Omni-Path HPC Interconnect Reemerges as Intel Spin-out with $20M Investment Round from Intel Capital, Others

Print Friendly, PDF & Email

Left for dead last year, Intel’s Omni-Path Architecture (OPA) high performance fabric may come back to life with a Series A $20 million venture round involving Intel Capital, Downing Ventures and Chestnut Street Ventures that places OPA interconnect technology under the auspices of a spin-out start-up called Cornelis Networks.

OPA was a much-promoted Intel effort begun eight years ago and led by some of that company’s top technology talent (including Alan Gara, former Intel fellow and chief architect of exascale systems) that was to have been a centerpiece of the company’s also much-promoted Scalable Systems Framework. But after four years of OPA on the market, Intel in the summer of 2019 said it would discontinue support, a surprising move, given Intel’s heavy promotion and investment in the technology, though possibly not shocking, given OPA’s apparent struggles to find market traction.

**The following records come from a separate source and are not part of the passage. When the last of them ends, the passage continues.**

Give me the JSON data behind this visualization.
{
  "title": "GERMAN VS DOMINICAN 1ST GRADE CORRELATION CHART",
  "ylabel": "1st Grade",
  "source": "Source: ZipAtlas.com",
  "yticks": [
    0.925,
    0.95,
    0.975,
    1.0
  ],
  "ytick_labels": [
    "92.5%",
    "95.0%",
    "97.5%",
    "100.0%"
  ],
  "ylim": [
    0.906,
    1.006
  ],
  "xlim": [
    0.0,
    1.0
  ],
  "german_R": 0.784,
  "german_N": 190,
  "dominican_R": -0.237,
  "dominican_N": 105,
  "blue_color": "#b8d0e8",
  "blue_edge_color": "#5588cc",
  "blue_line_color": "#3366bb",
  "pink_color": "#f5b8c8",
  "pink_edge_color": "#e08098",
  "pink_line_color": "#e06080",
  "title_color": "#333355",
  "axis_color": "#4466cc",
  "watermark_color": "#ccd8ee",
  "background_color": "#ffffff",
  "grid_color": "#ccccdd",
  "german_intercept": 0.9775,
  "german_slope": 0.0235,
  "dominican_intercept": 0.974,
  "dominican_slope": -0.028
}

Intel launched Omni-Path in late 2015, and its subsequent market reception came in a time of turbulence in the networking and interface arena, happening as it did during Nvidia’s acquisition of Mellanox, the emergence of the Gen-Z, CXL and OpenCAPI consortia and Cray’s development of the Shasta supercomputing architecture. OPA’s origins at Intel go back to the company’s 2012 $140 million acquisition of Cray’s Aries interconnect IP, along with the 74-person Aries development team (for more information go to this Radio Free HPC podcast from August 2019).

Now Cornelis Networks has been formed and funded in hopes of realizing a return on the considerable investment in OPA technology, targeting organizations in 100-200Gbps HPC, AI and HPDA environments. Founded by former Intel interconnect veterans Philip A. Murphy Jr. (CEO), Vladimir K. Tamarkin and Gunnar K. Gunnarsson, Cornelis hopes to build on OPA’s 500 end-user site installed base, according to the start-up.

Omni-Path customers include Lawrence Livermore National Laboratory, part of US Department of Energy’s National Nuclear Security Administration (NNSA).  Bronis de Supinski, CTO of Livermore Computing, commented “Livermore has deployed multiple generations of HPC platforms based on the scalability and overall cost-performance of the company’s offerings.  We look forward to working with Cornelis as they continue to build on their strong foundation of successful HPC solutions.”

“What Cornelis Networks offers with their current and next generation products will create significant step changes in supercomputing as well as accelerate proliferation of AI and associated technologies,” said Warren Rogers, partner and head of ventures at Downing Ventures. “We see significant opportunities for Cornelis to not only play a meaningful role in supercomputing, but to also play a central role in the growth of AI into the cloud.”

“Intel believes Cornelis Networks will fill the current gap and expand the ecosystem of high-performance fabric solutions, offering an option to customers building clusters for HPC and AI-based on Intel Xeon processors,” said Trish Damkroger, vice president and general manager of Intel’s High Performance Computing organization. “Cornelis Networks will be an important ecosystem partner for Intel, as well as an Intel Capital portfolio company. We are pleased to have played an instrumental role in establishing an independent company that will expand the choice of scale-out interconnects for our customers.”